The organization has been in Montreal since it was founded in 1947. Its current headquarters were built in the 1990s at a cost of $100 million.

Intense lobbying had characterized the bid by Qatar to get the headquarters and Canada’s efforts to keep it.

It came to a point where the two countries criticized each other’s weather.

Qatar argued it would be nice to escape Montreal’s frigid winters while Canadian politicians asked if delegates really wanted to have to endure Doha’s blistering year-round heat.

At the time of the announcement that ICAO was remaining in Montreal, Baird had said there had been no quid pro quo efforts to sweeten ICAO members’ attitudes to Montreal but that the government wanted to provide the best services to diplomats in Canada.

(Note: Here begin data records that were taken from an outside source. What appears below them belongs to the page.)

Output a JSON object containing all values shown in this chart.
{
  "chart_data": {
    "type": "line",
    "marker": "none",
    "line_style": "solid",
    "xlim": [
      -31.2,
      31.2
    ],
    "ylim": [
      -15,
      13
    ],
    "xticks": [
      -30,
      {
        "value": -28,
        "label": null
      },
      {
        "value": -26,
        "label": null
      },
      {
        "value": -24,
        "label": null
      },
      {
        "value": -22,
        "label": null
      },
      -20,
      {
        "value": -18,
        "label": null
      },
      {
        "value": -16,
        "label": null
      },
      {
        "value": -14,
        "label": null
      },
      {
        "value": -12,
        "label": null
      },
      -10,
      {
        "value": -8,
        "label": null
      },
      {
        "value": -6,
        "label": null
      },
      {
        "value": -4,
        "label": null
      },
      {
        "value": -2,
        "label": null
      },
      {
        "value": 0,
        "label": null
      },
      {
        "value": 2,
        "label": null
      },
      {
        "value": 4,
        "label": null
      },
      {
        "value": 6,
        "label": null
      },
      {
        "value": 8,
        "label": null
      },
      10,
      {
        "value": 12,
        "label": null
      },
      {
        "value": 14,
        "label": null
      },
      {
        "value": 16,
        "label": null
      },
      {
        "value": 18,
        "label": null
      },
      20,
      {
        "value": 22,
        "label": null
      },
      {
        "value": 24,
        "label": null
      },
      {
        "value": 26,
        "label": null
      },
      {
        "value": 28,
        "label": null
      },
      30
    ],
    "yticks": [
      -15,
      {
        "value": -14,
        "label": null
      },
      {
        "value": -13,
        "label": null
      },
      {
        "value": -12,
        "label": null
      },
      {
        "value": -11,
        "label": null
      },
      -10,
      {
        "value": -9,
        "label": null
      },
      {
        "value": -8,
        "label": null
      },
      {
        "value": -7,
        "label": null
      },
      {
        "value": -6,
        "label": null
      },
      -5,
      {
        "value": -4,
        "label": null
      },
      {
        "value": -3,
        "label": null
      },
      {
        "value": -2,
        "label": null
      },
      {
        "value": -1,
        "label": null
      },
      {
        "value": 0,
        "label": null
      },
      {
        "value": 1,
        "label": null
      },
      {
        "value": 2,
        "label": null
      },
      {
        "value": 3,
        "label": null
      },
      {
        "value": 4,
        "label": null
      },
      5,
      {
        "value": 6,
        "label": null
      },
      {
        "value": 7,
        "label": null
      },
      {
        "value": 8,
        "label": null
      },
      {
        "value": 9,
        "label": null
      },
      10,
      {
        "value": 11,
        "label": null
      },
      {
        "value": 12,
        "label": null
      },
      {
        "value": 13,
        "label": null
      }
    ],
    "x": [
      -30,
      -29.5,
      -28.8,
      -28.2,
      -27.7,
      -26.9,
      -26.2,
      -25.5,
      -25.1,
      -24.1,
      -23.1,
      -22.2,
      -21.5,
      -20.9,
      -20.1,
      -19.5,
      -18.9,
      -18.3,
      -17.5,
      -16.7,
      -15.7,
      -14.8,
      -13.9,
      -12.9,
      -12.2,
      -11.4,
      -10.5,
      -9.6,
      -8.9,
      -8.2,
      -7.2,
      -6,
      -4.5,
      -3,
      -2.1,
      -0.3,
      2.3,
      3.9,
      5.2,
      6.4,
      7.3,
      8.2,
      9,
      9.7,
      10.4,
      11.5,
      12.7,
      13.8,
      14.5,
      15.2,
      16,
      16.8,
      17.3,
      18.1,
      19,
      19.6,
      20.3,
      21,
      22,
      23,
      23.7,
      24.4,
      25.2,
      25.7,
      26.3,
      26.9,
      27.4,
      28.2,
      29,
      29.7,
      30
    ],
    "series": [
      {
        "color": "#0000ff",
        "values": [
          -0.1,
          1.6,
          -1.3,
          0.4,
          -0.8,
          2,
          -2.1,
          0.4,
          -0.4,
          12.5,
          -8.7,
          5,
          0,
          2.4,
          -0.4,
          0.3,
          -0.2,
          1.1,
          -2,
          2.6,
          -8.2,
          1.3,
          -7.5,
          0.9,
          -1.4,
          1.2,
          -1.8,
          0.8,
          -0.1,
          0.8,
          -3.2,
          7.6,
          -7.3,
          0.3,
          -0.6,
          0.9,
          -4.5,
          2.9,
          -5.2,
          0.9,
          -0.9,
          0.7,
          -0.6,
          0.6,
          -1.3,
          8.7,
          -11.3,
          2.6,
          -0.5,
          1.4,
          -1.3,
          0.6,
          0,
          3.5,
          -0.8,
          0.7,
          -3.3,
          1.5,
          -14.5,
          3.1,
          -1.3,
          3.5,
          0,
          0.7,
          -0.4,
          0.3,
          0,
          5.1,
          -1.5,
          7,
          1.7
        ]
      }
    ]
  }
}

The Qatari bid had been seen by government critics as being politically motivated and a reflection of Canada’s pro-Israel policy in the Middle East — although Baird has characterized Canada’s relationship with the Arab world as “excellent.”

Losing ICAO would have had financial, as well as political, consequences.

Montreal is the hub of Canada’s aviation industry, and its international reputation as a major player is partly based on ICAO’s longtime residency.

The organization also feeds the city’s economy; it employs 534 staff and says it generates some $119 million annually and 1,200 direct and indirect jobs.